Confrontée aux murs du silence, la famille de Santiago accompagnée d’organisations de défense des droits de l’homme manifeste le 7 août devant le congrès à Buenos Aires. Au cours de la manifestation, de jeunes anarchistes affrontent la police tenue pour responsable de la disparition de Santiago Maldonado. Le lendemain, le Comité contre les disparitions forcées des Nations unies exhorte le gouvernement argentin à agir pour le retrouver. Quelques jours plus tard, près de 10 000 Argentins manifestent sous la pluie dans la capitale.
disparition forcée
Les mères de la Place de Mai, symbole de la résistance pendant la dictature, ouvrent le cortège. L’une d’entre elles lance « ils l’ont emmené vivant, on veut qu’il revienne vivant ». Des milliers de personnes marchent dans le reste du pays. Depuis, la mobilisation en faveur du retour de Santiago Maldonado est devenue une déferlante. Sur les lieux de travail, dans les écoles ou les stades, des milliers d’Argentins déploient des portraits du jeune homme ou des banderoles réclamant son retour. Sur les réseaux sociaux, les messages demandant où est Santiago Maldonado sont devenus viraux. Au point de passer les frontières. Les manifestations se répètent dans différentes villes. Une vingtaine de groupes anarchistes d’Amérique latine lancent un cycle de mobilisation du 21 août au 1er septembre. La mobilisation touche l’Europe, avec des rassemblements à Barcelone, Madrid, puis Paris devant l’ambassade argentine.

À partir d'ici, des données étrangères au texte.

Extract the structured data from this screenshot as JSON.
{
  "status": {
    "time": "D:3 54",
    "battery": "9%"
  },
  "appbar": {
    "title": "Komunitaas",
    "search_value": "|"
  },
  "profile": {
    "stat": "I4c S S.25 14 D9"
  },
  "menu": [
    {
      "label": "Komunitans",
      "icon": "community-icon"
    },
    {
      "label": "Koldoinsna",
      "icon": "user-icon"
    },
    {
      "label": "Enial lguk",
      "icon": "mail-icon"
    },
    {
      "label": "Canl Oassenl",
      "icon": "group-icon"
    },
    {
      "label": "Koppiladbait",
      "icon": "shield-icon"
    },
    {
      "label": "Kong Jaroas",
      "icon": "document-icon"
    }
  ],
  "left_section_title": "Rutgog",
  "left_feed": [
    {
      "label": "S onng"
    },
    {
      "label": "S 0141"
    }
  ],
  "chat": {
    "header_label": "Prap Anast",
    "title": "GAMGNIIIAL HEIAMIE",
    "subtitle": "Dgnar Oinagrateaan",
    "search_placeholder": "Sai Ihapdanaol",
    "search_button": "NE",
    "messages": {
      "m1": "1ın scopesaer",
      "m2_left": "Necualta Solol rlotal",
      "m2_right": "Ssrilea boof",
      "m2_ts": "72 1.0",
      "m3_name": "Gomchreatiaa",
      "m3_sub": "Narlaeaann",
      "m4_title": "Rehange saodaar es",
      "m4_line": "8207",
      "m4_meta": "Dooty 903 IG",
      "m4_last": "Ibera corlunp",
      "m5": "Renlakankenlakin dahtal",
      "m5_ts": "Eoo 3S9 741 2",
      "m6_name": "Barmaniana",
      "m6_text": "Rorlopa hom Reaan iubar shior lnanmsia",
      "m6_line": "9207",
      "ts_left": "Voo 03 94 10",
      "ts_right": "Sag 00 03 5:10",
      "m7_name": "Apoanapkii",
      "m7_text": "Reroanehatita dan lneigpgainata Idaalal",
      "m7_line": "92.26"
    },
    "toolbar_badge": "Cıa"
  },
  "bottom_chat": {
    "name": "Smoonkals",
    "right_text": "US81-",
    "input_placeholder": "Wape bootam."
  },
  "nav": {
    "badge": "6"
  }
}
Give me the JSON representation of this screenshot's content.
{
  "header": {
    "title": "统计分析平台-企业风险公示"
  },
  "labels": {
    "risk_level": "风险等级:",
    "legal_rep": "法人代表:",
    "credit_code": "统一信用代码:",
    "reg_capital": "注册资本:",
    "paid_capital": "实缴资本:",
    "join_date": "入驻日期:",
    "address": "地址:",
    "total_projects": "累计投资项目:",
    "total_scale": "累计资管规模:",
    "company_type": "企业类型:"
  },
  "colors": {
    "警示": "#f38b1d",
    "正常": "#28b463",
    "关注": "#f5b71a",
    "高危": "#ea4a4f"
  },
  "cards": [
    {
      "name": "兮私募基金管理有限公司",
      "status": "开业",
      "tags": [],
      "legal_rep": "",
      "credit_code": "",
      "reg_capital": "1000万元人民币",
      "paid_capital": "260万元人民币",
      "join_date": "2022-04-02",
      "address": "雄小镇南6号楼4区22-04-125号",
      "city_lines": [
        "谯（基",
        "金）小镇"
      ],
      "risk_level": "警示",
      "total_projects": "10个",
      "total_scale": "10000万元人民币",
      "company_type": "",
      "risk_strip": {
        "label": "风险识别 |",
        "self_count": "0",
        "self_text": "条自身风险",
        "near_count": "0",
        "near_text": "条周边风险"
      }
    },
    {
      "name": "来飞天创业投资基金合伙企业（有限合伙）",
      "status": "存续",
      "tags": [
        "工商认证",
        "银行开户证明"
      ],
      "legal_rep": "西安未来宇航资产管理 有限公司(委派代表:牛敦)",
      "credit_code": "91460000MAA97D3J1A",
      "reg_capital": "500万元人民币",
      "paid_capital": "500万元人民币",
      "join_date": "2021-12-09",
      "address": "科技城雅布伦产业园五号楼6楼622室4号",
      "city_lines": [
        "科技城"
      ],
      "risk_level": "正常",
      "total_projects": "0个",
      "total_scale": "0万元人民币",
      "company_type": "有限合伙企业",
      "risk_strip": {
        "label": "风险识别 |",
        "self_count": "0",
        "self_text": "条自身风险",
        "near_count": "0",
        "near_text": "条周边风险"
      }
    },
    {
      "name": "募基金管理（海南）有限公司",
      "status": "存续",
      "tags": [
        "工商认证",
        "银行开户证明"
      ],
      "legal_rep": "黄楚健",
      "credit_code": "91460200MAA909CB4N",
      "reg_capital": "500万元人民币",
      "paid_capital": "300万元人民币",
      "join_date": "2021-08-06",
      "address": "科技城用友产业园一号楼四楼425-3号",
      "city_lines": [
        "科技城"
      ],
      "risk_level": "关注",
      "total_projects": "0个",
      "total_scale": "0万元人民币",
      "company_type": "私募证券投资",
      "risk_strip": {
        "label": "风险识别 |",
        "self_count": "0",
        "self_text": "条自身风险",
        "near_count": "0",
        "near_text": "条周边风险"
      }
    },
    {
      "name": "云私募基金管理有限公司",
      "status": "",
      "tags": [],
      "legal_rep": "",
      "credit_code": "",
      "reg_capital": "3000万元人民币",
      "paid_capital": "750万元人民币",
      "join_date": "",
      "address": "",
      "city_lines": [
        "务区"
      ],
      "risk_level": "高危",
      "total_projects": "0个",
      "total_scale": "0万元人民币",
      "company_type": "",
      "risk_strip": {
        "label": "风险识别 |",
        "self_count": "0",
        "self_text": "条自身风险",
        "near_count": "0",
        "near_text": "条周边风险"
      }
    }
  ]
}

Crime d’État en Argentine ?
Le gouvernement nie toujours toute « disparition forcée ». « Nous sommes les premiers à souhaiter qu’il réapparaisse », a affirmé le chef du gouvernement mercredi 30 août devant le Parlement. Des déclarations peu convaincantes, comme les rumeurs abondamment commentées par les médias proches du pouvoir, signalant la présence de Santiago Maldonado au Chili ou laissant entendre qu’il a été la victime de conflits internes à la communauté mapuche.
Un mois jour pour jour après sa disparition, une grande manifestation a lieu ce 1er septembre à Buenos Aires. Des dizaines de milliers de personnes sont attendues après l’émoi suscité par cette affaire. La mémoire des 30 000 disparus de la dictature militaire entre 1976 et 1983 est toujours vivace. À l’époque, ce programme d’élimination des opposants avait détruit le mouvement social le plus prometteur d’Amérique du Sud. Malgré le retour de régimes civils, la poursuite et la condamnation des anciens tortionnaires sont restées l’exception.
Depuis 1983, deux autres suspicions de crime d’État se sont produites. Celle d’un étudiant en journalisme de 23 ans en 1993 dont le corps n’a jamais été retrouvé, mais pour laquelle plusieurs officiers ont été condamnés. Mais aussi celle en 2006 d’un opposant à la dictature disparu au lendemain de son témoignage lors du procès d’un policier, depuis condamné pour crime contre l’humanité.
Cette nouvelle « disparition forcée » est particulièrement malvenue pour le président de centre droit, Mauricio Macri, à la veille d’élections législatives prévues en octobre. Déjà confronté à une grève générale au mois d’avril contre ses mesures d’austérité, ce qui lui reste de crédibilité risque de disparaître avec cette affaire.